Of course, Trellick Tower is a great block - so much so that Jonathan Glancey includes it in his new book on 'structures that shaped the century'. There, alongside Gio Ponti's Pirelli Tower, the Seagram Building, Foster's Hongkong and Shanghai Bank, and the luxurious Highpoint One by Lubetkin, Goldfinger's entry is the only municipal tower block.
His work, both here and in Poplar where a similar scheme marks the north exit of the Blackwall Tunnel, stands head and shoulders above those other miserable high-rise schemes that came to epitomise the poverty of this genre.
Based on the 'scissor' sections of Le Corbusier's L'Unite d'Habitation which I had the pleasure to visit last summer, this heroic and Brutalist 'product of structural rationalism', with the rich and varied rhythms and majestic form that distinguish its facades, is, says Glancey, an increasingly coveted address for 'the fashionable young things living around the Portobello Road market of the 1990s'.
But we should spare a thought for those other less successful municipal high-rise blocks: their failure is not all down to bad design. Indeed, if we could simply shake the unhappy families out, and relocate those buildings in some fashionable Regent's Park address, most of the problems would simply fade away.

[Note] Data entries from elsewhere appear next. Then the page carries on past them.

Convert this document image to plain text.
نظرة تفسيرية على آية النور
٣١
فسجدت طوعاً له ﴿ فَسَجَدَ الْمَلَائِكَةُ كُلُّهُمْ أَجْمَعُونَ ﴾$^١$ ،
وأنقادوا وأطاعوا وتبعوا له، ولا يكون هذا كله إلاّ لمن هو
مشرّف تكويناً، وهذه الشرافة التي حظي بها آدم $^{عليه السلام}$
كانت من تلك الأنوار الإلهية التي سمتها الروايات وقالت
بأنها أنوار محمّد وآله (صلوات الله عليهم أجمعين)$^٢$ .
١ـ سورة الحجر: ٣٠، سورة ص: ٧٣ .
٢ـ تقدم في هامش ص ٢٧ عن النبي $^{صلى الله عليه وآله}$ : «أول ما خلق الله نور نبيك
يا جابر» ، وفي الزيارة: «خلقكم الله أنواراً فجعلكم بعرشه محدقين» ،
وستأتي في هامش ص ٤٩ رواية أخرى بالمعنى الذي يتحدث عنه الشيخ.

Problems that surely would never have been anticipated by Clement Attlee who, when as prime minister opening London's first post-war housing estate, said with what now seems like sickening paternalism: 'I am hoping that you will all be good neighbours.'
Neither the architect, nor neighbourly behaviour, could have survived the problems of poor management, inadequate maintenance and defunct lifts that were to beset these buildings, to say nothing of the social changes that were to materialise around tenure.
But, as Lloyd Farmer said, 'councils are learning to manage these buildings again'.
In the case of the more distinguished municipal schemes, we may well hope that they are not too late. There are still plenty of people around who like to be the first to see the sunrise and the last to see it set.